Il s'agit d'un projet ambitieux qui permet de parcourir 9.000 kilomètres depuis la frontière orientale russe jusqu'à la frontière occidentale, qui a été lancé par les Chemins de fer russes en fin 2011 pour un coût de 57.850 millions de roubles (740 millions d'euros). À cette époque, le trafic de transit sur le chemin de fer transsibérien était de 18.000 EVP (Equivalent Vingt Pieds, unité approximative de mesure de conteneur que l'on utilise pour simplifier le calcul du volume de conteneurs dans un terminal ou dans un navire). Selon les estimations des analystes de la Compagne russe de fret conteneur, ce trafic a atteint 277.000 EVP au cours de l'année écoulée.
«Nous roulons aujourd'hui, sur le réseau avec un écartement de 1.520 mm, dit "russe", plus de 1.000 km par jour et proposons aux Européens de lancer un projet similaire, précise Alexeï Grom. Par exemple, on pourrait atteindre toute capitale européenne depuis le centre de triage de Małaszewicze à la frontière polonaise en moins de 24 heures.

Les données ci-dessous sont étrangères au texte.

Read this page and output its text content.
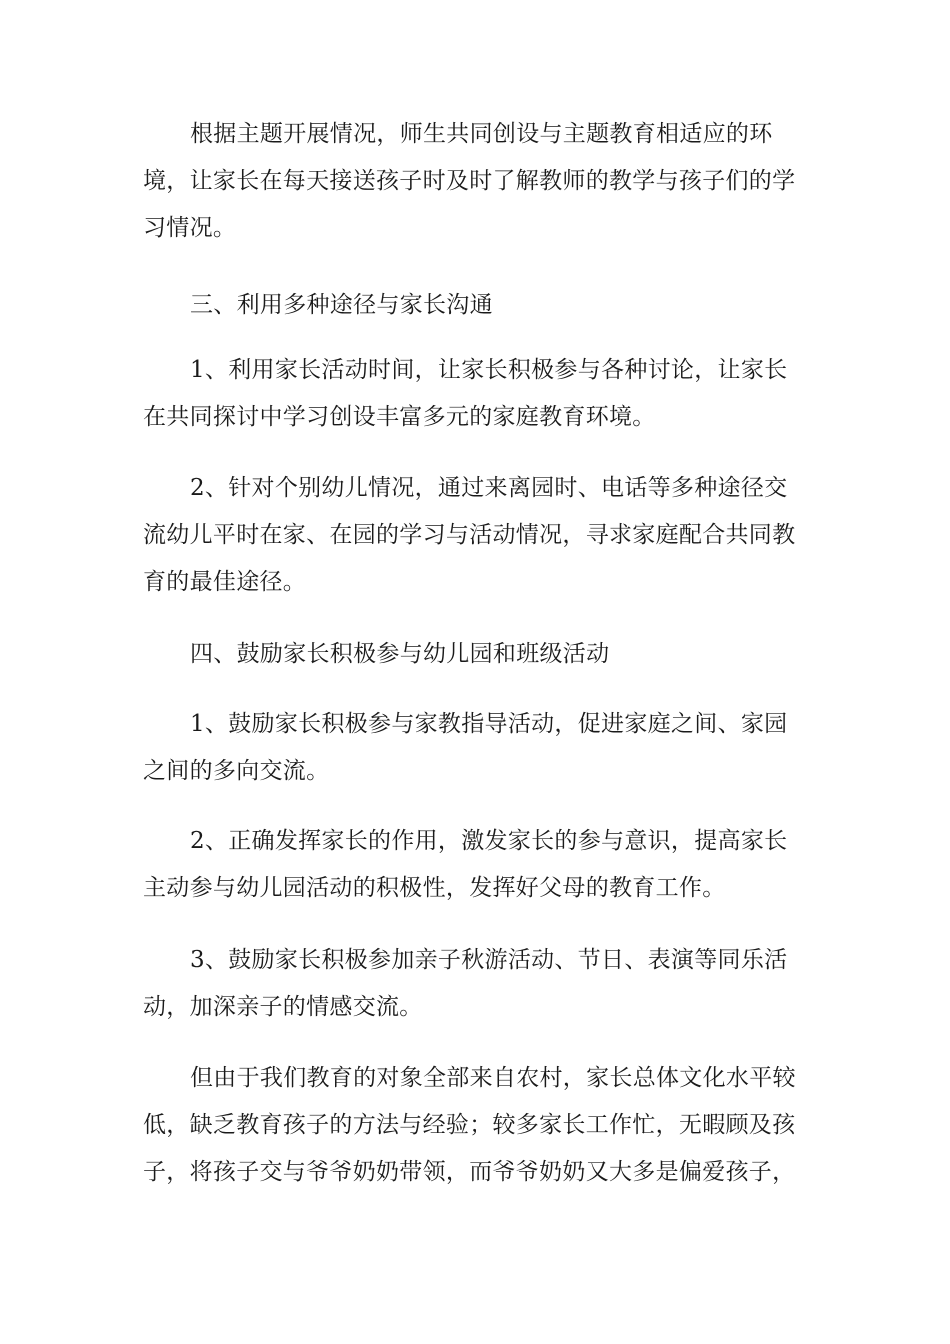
根据主题开展情况，师生共同创设与主题教育相适应的环
境，让家长在每天接送孩子时及时了解教师的教学与孩子们的学
习情况。

三、利用多种途径与家长沟通

1、利用家长活动时间，让家长积极参与各种讨论，让家长
在共同探讨中学习创设丰富多元的家庭教育环境。

2、针对个别幼儿情况，通过来离园时、电话等多种途径交
流幼儿平时在家、在园的学习与活动情况，寻求家庭配合共同教
育的最佳途径。

四、鼓励家长积极参与幼儿园和班级活动

1、鼓励家长积极参与家教指导活动，促进家庭之间、家园
之间的多向交流。

2、正确发挥家长的作用，激发家长的参与意识，提高家长
主动参与幼儿园活动的积极性，发挥好父母的教育工作。

3、鼓励家长积极参加亲子秋游活动、节日、表演等同乐活
动，加深亲子的情感交流。

但由于我们教育的对象全部来自农村，家长总体文化水平较
低，缺乏教育孩子的方法与经验；较多家长工作忙，无暇顾及孩
子，将孩子交与爷爷奶奶带领，而爷爷奶奶又大多是偏爱孩子，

Je pense que ça ferait la preuve d'une bonne entente dans le cadre de relations entre partenaires: adhérer à l'initiative des pays du réseau 1.520 mm et le rendre le plus compétitif sur notre espace eurasien».

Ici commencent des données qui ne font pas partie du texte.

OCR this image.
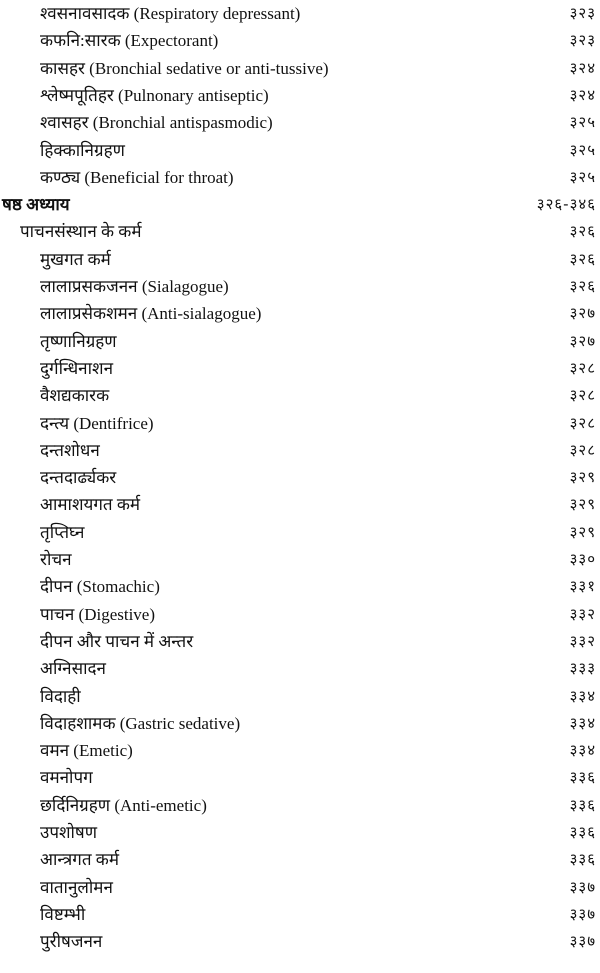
श्वसनावसादक (Respiratory depressant)	३२३
कफनि:सारक (Expectorant)	३२३
कासहर (Bronchial sedative or anti-tussive)	३२४
श्लेष्मपूतिहर (Pulnonary antiseptic)	३२४
श्वासहर (Bronchial antispasmodic)	३२५
हिक्कानिग्रहण	३२५
कण्ठ्य (Beneficial for throat)	३२५
षष्ठ अध्याय	३२६-३४६
पाचनसंस्थान के कर्म	३२६
मुखगत कर्म	३२६
लालाप्रसकजनन (Sialagogue)	३२६
लालाप्रसेकशमन (Anti-sialagogue)	३२७
तृष्णानिग्रहण	३२७
दुर्गन्धिनाशन	३२८
वैशद्यकारक	३२८
दन्त्य (Dentifrice)	३२८
दन्तशोधन	३२८
दन्तदार्ढ्यकर	३२९
आमाशयगत कर्म	३२९
तृप्तिघ्न	३२९
रोचन	३३०
दीपन (Stomachic)	३३१
पाचन (Digestive)	३३२
दीपन और पाचन में अन्तर	३३२
अग्निसादन	३३३
विदाही	३३४
विदाहशामक (Gastric sedative)	३३४
वमन (Emetic)	३३४
वमनोपग	३३६
छर्दिनिग्रहण (Anti-emetic)	३३६
उपशोषण	३३६
आन्त्रगत कर्म	३३६
वातानुलोमन	३३७
विष्टम्भी	३३७
पुरीषजनन	३३७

Bien que ses partenaires européens aient annoncé il y a trois ans que «le fret européen est au bout de ses capacités», UTLC-ERA s'est fixé comme objectif d'augmenter le nombre des conteneurs sur la route Chine-Europe jusqu'à un million par an vers 2025. «À ce moment-là, on nous a dit sceptiquement: "Messieurs, la limite est de 300.000 conteneurs sur cette route!"», précise le président de la compagnie russo-biélorusso-kazakhe.

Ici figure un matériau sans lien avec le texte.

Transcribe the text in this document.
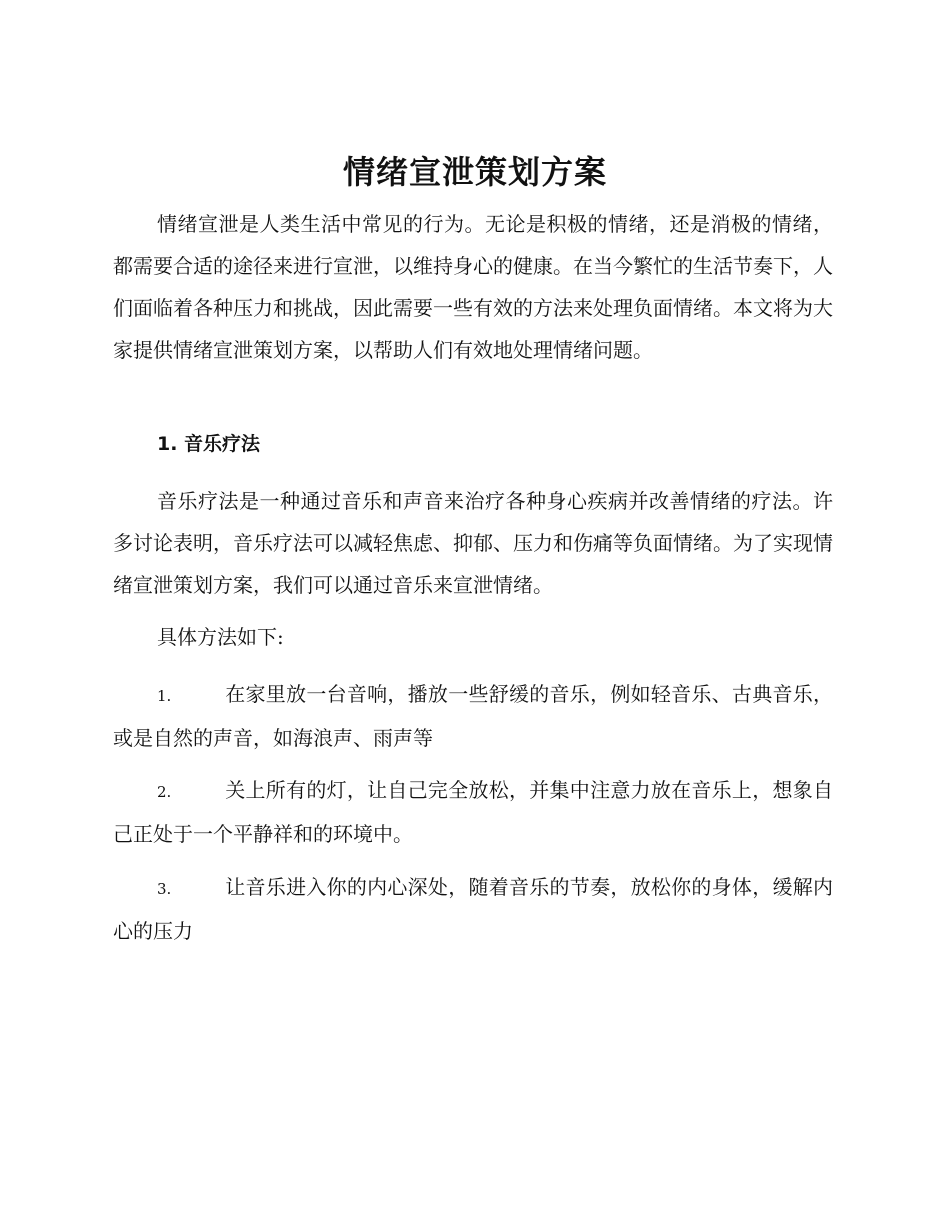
情绪宣泄策划方案

情绪宣泄是人类生活中常见的行为。无论是积极的情绪，还是消极的情绪，都需要合适的途径来进行宣泄，以维持身心的健康。在当今繁忙的生活节奏下，人们面临着各种压力和挑战，因此需要一些有效的方法来处理负面情绪。本文将为大家提供情绪宣泄策划方案，以帮助人们有效地处理情绪问题。

1. 音乐疗法

音乐疗法是一种通过音乐和声音来治疗各种身心疾病并改善情绪的疗法。许多讨论表明，音乐疗法可以减轻焦虑、抑郁、压力和伤痛等负面情绪。为了实现情绪宣泄策划方案，我们可以通过音乐来宣泄情绪。

具体方法如下:

1.	在家里放一台音响，播放一些舒缓的音乐，例如轻音乐、古典音乐，或是自然的声音，如海浪声、雨声等

2.	关上所有的灯，让自己完全放松，并集中注意力放在音乐上，想象自己正处于一个平静祥和的环境中。

3.	让音乐进入你的内心深处，随着音乐的节奏，放松你的身体，缓解内心的压力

«Cependant, l'année dernière, le volume du trafic de marchandise entre l'Europe et la Chine a dépassé 370.000 conteneurs, dont 76% ont été transportés par le service UTLC ERA, s'enorgueillit Alexeï Grom. Le point de triage Brest —Małaszewicze a tenu bon, il a même une petite marge de sécurité.»
Le président d'UTLC-ERA explique à Sputnik qu'«habituellement, on parle de "capacités insuffisantes" du point de triage Brest- Malashevichi.» Mais comme aujourd'hui Brest (l'ancienne Brest-Litovsk, en Biélorussie) termine la modernisation de son terminal, cela lui permettrait de doubler sa capacité, et «dorénavant, il n'est plus un obstacle.»
«Il me semble que nous avons réussi à faire comprendre à nos partenaires et nos voisins que ce transit est bon pour tous, qu'il est dans l'intérêt des entreprises et des pays par lesquels il passe, assure Alexeï Grom. Ainsi, on a de moins en moins de "maillons faibles", puisque la technologie et les communications se développent.»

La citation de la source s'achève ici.